Deze eenheid brengt aarde en hemel samen. Christus in de hemel en de christen op aarde en toch samen één. Johannes schrijft in het vierde hoofdstuk van zijn eerste brief:

 

'Hieraan weten wij dat wij in Hem blijven en Hij in ons, doordat Hij ons van Zijn Geest gegeven heeft.' (1 Joh. 4: 13)

 

Deze eenheid gaat zó ver. Dat de Geest van Christus niet alleen in de gelovige werkt, maar er ook woont. Efeze 3: '… opdat Christus door het geloof in uw harte wone'. Christus is het eigendom van de gelovige en de gelovige is het eigendom van Christus.

 

Betekent dit nu dat gelovigen allemaal dezelfde soort mensen zijn? Nee, wij zijn allemaal verschillend. Ook na de vereniging met Christus hebben en houden wij allemaal onze eigen interesses, hobby’s, humor, onze eigen persoonlijkheid. Het is niet zo dat wij ineens allemaal van dezelfde muzieksoort houden. Wel is het zo dat we vanuit onze identiteit in Christus bepaalde muziek afwijzen of juist waarderen.

Het is ook niet zo dat je als christen niet meer succesvol zou mogen zijn in wat je doet. Het probleem is niet dat je succesvol bent in wat je doet, het probleem is wanneer succesvol-zijn zou bepalen of je je gewaardeerd weet of niet.

Wij weten niet hoe ons leven loopt. Of hoe de omstandigheden morgen zullen zijn. Ook het leven van een christen kent hoogtepunten en dieptepunten. Successen en teleurstellingen. Daarin verschillen wij niet met ongelovigen. Maar er is een gróót verschil. Want als ik mijn identiteit in Christus vindt dan verandert die niet, ongeacht hoe ik mij voel, ongeacht wat ik gepresteerd of bereikt heb. Ik ben en blijf in Hem en Hij in Mij. Die band is onverbrekelijk. Ik heb in Hem een nieuwe identiteit gekregen die te allen tijde blijft.

 

Wat houdt deze identiteit dan in?

Het gaat niet alleen om wat ik door het geloof in Christus ontvang, zoals de vergeving van zonden, de gerechtigheid en de heiligheid van Christus, het eeuwige leven. Maar het is vooral om wie ik in Christus ben. Namelijk een geliefd kind van God. Want, 'u bent allen kinderen van God door het geloof in Christus Jezus' (Gal. 3: 26).
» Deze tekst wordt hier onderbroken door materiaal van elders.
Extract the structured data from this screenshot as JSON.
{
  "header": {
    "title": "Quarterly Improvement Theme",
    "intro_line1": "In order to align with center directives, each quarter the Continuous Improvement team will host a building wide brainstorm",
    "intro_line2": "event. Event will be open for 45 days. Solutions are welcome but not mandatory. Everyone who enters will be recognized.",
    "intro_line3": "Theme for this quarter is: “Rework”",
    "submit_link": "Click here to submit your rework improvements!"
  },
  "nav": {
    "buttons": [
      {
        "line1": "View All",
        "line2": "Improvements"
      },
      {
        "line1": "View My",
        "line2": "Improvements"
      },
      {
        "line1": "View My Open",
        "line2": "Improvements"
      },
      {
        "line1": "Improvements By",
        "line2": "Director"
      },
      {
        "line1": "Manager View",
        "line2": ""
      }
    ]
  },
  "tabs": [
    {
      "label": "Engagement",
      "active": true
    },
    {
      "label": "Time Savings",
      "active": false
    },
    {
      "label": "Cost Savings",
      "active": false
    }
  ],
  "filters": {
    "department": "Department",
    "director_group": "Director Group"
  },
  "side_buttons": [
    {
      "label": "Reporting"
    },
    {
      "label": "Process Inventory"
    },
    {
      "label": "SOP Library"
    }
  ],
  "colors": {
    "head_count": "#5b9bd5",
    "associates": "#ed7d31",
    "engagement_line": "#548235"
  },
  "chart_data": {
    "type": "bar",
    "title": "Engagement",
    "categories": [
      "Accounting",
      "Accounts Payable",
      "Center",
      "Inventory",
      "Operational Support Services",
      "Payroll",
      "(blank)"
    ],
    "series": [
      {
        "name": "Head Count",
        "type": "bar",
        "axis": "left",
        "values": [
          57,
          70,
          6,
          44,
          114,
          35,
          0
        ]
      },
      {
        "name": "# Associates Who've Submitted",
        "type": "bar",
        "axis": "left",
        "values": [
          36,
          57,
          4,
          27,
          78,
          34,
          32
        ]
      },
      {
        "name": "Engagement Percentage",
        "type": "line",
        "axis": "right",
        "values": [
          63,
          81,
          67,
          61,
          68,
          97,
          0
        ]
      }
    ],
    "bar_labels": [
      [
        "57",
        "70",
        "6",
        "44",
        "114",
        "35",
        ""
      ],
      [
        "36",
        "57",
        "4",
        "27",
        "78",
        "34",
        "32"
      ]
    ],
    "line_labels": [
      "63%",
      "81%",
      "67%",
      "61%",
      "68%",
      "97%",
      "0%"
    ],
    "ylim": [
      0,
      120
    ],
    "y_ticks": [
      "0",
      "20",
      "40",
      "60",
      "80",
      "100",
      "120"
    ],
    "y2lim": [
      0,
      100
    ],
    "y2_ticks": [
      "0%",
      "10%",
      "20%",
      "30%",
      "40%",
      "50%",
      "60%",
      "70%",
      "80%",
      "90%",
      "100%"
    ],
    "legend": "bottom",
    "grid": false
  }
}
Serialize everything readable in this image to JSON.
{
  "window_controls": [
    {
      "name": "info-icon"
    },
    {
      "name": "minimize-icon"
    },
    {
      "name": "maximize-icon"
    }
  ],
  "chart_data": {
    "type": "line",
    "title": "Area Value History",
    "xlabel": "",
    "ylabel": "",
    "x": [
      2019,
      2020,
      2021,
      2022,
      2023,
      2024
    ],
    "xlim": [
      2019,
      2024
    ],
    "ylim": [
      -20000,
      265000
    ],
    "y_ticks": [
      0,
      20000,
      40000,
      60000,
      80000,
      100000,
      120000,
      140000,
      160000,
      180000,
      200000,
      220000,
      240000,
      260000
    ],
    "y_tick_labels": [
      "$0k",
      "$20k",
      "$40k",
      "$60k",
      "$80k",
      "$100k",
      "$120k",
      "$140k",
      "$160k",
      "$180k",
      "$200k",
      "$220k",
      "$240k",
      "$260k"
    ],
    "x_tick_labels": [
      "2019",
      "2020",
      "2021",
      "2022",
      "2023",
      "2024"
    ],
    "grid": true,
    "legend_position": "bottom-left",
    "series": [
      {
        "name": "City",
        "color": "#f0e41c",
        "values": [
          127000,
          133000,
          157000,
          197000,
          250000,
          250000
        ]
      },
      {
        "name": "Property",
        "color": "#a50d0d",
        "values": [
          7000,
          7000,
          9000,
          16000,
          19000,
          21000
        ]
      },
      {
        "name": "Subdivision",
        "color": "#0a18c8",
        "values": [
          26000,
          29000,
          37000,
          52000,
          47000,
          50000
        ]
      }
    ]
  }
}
Daarvoor is de eniggeboren Zoon van God naar deze wereld gekomen om hen die onder de wet waren, vrij te kopen, opdat wij de aanneming tot kinderen zouden ontvangen. Door het geloof in Christus wordt Gods belofte van aanneming tot kinderen, in ons leven vervuld. Daar ligt niets anders dan Gods eeuwige liefde aan ten grondslag, zonder enige prestatie van hun kant. Gelovigen worden om Christus wil, door de Heilige Geest toegevoegd aan de goddelijke familie waarvan God de Vader is en Christus onze oudste Broer.

 

'Zie, hoe groot is de liefde die de Vader ons gegeven heeft: dat wij kinderen van God worden genoemd' (1 Joh. 3: 1).

 

Voorrechten

Ik wil drie belangrijke voorrechten van deze adoptie noemen:

 

1. Identiteit

Adoptie geeft aan de gelovige een nieuwe identiteit. Je krijgt een nieuwe naam en een nieuw adres. Eerst 'kind van de toorn' (Ef. 2: 3), maar nu om Christus' wil door het geloof een kind van God. En daarmee heeft de gelovige ook een nieuwe woonplaats gekregen. De gelovige staat niet meer ingeschreven in het register van de wereld, maar in het burgerlijk register van de hemel. Er komt ook een zekere afstand tussen de gelovigen en de wereld. Johannes schrijft over Gods kinderen: '… de wereld kent ons niet, omdat zij Hem niet kent'.

 

2. Relatie
De relatie Vader-kind is een liefdevolle relatie. Gods kind mag zich vertrouwd en veilig weten bij God. Gods kinderen noemen de almachtige God dan ook hun Vader. Hun Abba. 'Want u hebt niet de Geest van slavernij ontvangen die opnieuw tot angst leidt, maar u hebt de Geest van aanneming tot kinderen ontvangen, door Wie wij roepen: Abba, Vader' (Rom.8:15).

 

3. Erfenis.

'Als wij kinderen zijn dan zijn wij ook erfgenamen', schrijft Paulus in Rom. 8. 'Erfgenamen van God en mede-erfgenamen van Christus'; wanneer wij althans met Hem lijden, opdat wij ook met hem verheerlijkt worden'. Gods kinderen zullen eens met Christus voor eeuwig regeren over Gods nieuwe schepping.

 

De aanneming tot Gods kind leert ons dat wij in Christus horen bij een liefhebbende familie met God als onze Vader. En die band is onverbrekelijk. Ik in Hem en Hij in mij. Een onverbrekelijke band. Niet omdat de gelovige Christus vast heeft gegrepen en nooit meer loslaat. Maar omdat Christus de gelovige heeft vastgegrepen en nooit meer loslaat. Dezelfde Thomas Boston schrijft in dat kader: 'Als het kind alleen zijn moeder zou vast houden dan zou het tenslotte moe kunnen worden en loslaten en vallen. Maar als de moeder haar armen om het kind heeft geslagen, dan is er geen gevaar dat het zal vallen, al houdt het kind haar niet het vast'.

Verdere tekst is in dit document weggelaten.